AUTHORS' CONCLUSIONS: High-certainty evidence shows that indomethacin is effective in closing a symptomatic PDA compared to placebo or no treatment in preterm infants. Evidence is insufficient regarding effects of indomethacin on other clinically relevant outcomes and medication-related adverse effects.
症状性动脉导管未闭(PDA)与早产儿的死亡率和发病率有关。在这些婴儿中,使用非选择性环氧化酶抑制剂吲哚美辛进行预防性治疗已显示出短期的临床益处。吲哚美辛在有症状性 PDA 的早产儿中的效果仍有待探索。
确定吲哚美辛(通过任何途径给予)与安慰剂或不治疗相比,在降低有症状性 PDA 的早产儿的死亡率和发病率方面的有效性和安全性。
我们使用 Cochrane 新生儿中心的标准检索策略,在 Cochrane 图书馆中搜索 Cochrane 对照试验中心注册库(CENTRAL;2020 年第 7 期)、Ovid MEDLINE(R)和 Epub 提前在线、处理中和其他未索引引文、每日和版本(R);以及 Cumulative Index to Nursing and Allied Health Literature(CINAHL),检索日期为 2020 年 7 月 31 日。我们还检索了临床试验数据库和检索文章的参考文献列表,以查找随机对照试验(RCT)和准随机对照试验。
我们纳入了将吲哚美辛(任何剂量,任何途径)与安慰剂或不治疗进行比较的 RCT 和准 RCT,这些研究纳入了有症状性 PDA 的早产儿。

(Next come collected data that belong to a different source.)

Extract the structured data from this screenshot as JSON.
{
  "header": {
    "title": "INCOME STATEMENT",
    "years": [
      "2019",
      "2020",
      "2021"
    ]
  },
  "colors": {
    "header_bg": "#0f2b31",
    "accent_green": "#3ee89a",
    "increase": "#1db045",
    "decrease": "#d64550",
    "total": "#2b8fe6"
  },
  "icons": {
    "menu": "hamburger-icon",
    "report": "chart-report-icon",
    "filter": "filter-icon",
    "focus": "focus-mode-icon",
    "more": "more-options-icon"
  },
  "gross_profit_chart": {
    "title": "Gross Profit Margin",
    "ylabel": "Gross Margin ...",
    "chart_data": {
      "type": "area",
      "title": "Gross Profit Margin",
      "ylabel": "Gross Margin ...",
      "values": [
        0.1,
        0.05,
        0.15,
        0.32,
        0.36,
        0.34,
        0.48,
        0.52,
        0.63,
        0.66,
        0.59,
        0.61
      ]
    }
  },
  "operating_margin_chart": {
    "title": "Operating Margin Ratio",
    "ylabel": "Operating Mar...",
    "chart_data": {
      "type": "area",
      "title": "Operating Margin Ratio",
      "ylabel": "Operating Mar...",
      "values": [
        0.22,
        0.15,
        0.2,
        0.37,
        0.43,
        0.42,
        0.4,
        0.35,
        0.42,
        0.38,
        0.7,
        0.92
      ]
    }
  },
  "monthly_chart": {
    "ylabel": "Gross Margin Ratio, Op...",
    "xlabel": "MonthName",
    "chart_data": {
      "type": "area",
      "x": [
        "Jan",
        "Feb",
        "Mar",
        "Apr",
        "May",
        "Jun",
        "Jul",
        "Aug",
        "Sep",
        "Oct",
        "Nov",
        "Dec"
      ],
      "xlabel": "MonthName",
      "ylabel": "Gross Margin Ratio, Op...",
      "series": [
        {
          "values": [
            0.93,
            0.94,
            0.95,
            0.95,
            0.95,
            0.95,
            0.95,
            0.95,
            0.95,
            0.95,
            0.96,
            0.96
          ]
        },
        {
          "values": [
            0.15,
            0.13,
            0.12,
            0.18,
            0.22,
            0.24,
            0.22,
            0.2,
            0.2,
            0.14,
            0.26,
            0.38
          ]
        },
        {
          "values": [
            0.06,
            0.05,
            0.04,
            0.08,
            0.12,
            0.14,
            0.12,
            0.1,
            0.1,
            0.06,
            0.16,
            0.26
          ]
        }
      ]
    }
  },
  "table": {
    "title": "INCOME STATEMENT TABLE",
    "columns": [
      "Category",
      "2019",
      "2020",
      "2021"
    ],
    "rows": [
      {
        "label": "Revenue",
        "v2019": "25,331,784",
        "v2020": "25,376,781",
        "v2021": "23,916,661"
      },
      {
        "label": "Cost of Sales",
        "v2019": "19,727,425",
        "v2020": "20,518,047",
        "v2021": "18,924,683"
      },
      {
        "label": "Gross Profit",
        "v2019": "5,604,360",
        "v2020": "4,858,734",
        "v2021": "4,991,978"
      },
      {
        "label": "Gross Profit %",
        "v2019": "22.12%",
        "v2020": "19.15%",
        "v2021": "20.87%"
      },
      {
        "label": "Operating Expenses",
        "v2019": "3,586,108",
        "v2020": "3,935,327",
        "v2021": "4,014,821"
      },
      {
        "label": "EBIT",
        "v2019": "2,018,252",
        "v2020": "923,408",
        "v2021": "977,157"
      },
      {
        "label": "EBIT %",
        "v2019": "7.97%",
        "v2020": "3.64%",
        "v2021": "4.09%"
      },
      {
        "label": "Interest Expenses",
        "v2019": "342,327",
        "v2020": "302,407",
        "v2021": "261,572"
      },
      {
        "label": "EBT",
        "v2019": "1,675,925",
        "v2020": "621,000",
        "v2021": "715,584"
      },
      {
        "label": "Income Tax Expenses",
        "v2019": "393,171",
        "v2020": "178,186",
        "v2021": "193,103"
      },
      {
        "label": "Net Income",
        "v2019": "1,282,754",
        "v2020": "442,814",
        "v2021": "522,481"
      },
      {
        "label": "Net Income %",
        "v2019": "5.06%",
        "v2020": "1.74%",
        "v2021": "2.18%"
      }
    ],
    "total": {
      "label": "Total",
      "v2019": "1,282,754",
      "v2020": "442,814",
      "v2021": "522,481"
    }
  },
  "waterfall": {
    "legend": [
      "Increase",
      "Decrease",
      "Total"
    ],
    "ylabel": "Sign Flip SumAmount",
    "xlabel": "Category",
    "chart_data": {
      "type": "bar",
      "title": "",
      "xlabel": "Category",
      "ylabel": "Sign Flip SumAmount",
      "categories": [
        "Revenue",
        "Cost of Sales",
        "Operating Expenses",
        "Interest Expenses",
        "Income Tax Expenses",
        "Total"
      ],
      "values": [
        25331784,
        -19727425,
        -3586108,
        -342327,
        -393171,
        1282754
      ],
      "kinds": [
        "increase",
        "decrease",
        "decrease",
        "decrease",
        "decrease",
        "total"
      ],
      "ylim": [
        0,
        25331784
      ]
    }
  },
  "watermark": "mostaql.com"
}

我们使用了 Cochrane 新生儿的标准方法,由至少两名综述作者分别评估试验质量和数据提取。我们使用 GRADE 方法评估以下结局的证据确定性:首次给予吲哚美辛后一周内 PDA 关闭失败;出生后 28 天和出生后 36 周时的支气管肺发育不良(BPD);需要手术结扎或经导管闭塞的婴儿比例;全因新生儿死亡率;坏死性小肠结肠炎(NEC)(≥ Bell 分期 2 级);黏膜或胃肠道出血。
我们纳入了 14 项 RCT(880 名早产儿)。在纳入的 14 项研究中,有 4 项在一个或多个领域被判断为存在高偏倚风险。与安慰剂或不治疗相比,给予吲哚美辛治疗与首次给予吲哚美辛后一周内 PDA 关闭失败的风险显著降低相关(风险比(RR)0.30,95%置信区间(CI)0.23 至 0.38;差异风险(RD)-0.52,95% CI -0.58 至 -0.45;10 项研究,654 名婴儿;高确定性证据)。使用吲哚美辛治疗有症状性 PDA 可能对 BPD 的发生率(定义为出生后 28 天需要补充氧气:RR 1.45,95% CI 0.60 至 3.51;1 项研究,55 名婴儿;低确定性证据;定义为出生后 36 周时需要补充氧气:RR 0.80,95% CI 0.41 至 1.55;1 项研究,92 名婴儿;低确定性证据)和死亡率(RR 0.78,95% CI 0.46 至 1.33;8 项研究,314 名婴儿;中等确定性证据)无显著差异,而在需要手术结扎 PDA(RR 0.66,95% CI 0.33 至 1.29;7 项研究,275 名婴儿;中等确定性证据)、NEC(RR 1.27,95% CI 0.36 至 4.55;2 项研究,147 名婴儿;低确定性证据)或黏膜或胃肠道出血(RR 0.33,95% CI 0.01 至 7.58;2 项研究,119 名婴儿;低确定性证据)方面,使用吲哚美辛与安慰剂或不治疗相比无显著差异。BPD、手术结扎 PDA、NEC 和黏膜或胃肠道出血的证据确定性因非常严重或严重的不准确性而降级。
高质量证据表明,与安慰剂或不治疗相比,吲哚美辛在降低有症状性 PDA 的早产儿的死亡率和发病率方面是有效的。关于吲哚美辛对其他临床相关结局和药物相关不良反应的影响的证据不足。